State of Tennessee v. NCAA (NIL injunction)

  • Quick refresher: In February 2024, a Tennessee federal district court entered an injunction prohibiting the NCAA from enforcing certain of its rules limiting NIL activity, including in connection with dealings between recruits and third parties like Collectives. A few months later, parties in the House case submitted now-familiar settlement terms that include changes to the rules regarding NIL. Some of those changes overlap with the Tennessee injunction, while other terms arguably conflict with them.
  • On Friday, January 31, 2025, reports emerged of a settlement in principle among the NCAA and plaintiff state attorneys general regarding the subject matter of the Tennessee injunction.
  • What’s next: We’ll await the terms of the proposed Tennessee settlement to hit the Court’s docket. Look for whether Tennessee settlement specifics sync with the proposed NIL structure contemplated by the House settlement.

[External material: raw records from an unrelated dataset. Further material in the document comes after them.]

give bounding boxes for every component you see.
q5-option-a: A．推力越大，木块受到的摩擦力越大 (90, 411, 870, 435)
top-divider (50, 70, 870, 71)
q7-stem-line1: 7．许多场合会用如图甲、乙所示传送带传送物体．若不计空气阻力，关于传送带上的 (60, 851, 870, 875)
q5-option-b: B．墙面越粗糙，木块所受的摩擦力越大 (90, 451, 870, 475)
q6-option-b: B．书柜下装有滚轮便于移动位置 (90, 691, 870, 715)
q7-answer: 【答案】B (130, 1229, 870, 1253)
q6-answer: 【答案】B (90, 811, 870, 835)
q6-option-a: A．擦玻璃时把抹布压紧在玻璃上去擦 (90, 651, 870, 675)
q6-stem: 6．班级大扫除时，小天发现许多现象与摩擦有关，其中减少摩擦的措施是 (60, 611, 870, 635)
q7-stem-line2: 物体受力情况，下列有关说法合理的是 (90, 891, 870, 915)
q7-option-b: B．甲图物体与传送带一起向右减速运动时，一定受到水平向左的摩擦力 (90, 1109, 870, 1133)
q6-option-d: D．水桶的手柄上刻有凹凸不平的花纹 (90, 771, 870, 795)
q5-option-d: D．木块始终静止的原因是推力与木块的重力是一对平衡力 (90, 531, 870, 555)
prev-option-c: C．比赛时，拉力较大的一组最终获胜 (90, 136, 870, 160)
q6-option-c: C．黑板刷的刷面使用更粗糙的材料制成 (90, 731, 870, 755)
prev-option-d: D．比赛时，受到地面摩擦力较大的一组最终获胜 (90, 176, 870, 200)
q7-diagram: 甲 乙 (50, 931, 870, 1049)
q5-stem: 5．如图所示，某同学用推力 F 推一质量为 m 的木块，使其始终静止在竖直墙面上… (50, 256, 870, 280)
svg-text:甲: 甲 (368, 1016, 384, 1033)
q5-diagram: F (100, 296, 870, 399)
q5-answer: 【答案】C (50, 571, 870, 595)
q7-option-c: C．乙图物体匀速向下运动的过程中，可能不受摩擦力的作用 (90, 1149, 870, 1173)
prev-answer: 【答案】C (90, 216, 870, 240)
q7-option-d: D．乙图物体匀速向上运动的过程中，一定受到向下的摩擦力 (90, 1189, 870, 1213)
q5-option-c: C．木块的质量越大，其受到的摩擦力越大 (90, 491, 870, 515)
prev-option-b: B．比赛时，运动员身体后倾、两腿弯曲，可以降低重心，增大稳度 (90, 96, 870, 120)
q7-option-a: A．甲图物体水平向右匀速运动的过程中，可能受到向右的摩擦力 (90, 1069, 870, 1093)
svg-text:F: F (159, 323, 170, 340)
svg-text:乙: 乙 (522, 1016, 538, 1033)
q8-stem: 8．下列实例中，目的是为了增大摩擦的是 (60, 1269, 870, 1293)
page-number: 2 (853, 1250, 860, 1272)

Schroeder v. UO (Title IX)

  • On January 31, 2025, the University of Oregon submitted reply briefs in support of its motions to dismiss and for judgment in the Schroeder case. In response to plaintiffs’ argument that certain NIL arrangements must, but do not, comply with Title IX, UO argued, among other things, that media partner choices—which are beyond the scope of Title IX—drive publicity and account for NIL-dollar discrepancies. UO requested that the Court “find that Plaintiffs’ claims regarding NIL deals are specious and dismiss them from this case.”
  • What’s next: Oral argument on these motions is calendared for later this month, February 26, 2025.

Johnson (employment)

  • The Court ordered an agreement proposed by the parties to extend the time for defendants (the NCAA and certain member institutions) to respond to the plaintiffs’ amended complaint. The response date, which had been February 7, 2025, was moved to March 24, 2025. The Court’s order also set a briefing schedule for defendants’ anticipated motion to dismiss.
  • What’s next: As House and its potential approval attracts more attention over the coming months, keep in mind that Johnson, in which plaintiffs separately seek that a broad range of student-athletes are recognized as employees and afforded treatment accordingly (minimum wage, benefits, rights, etc.), still looms.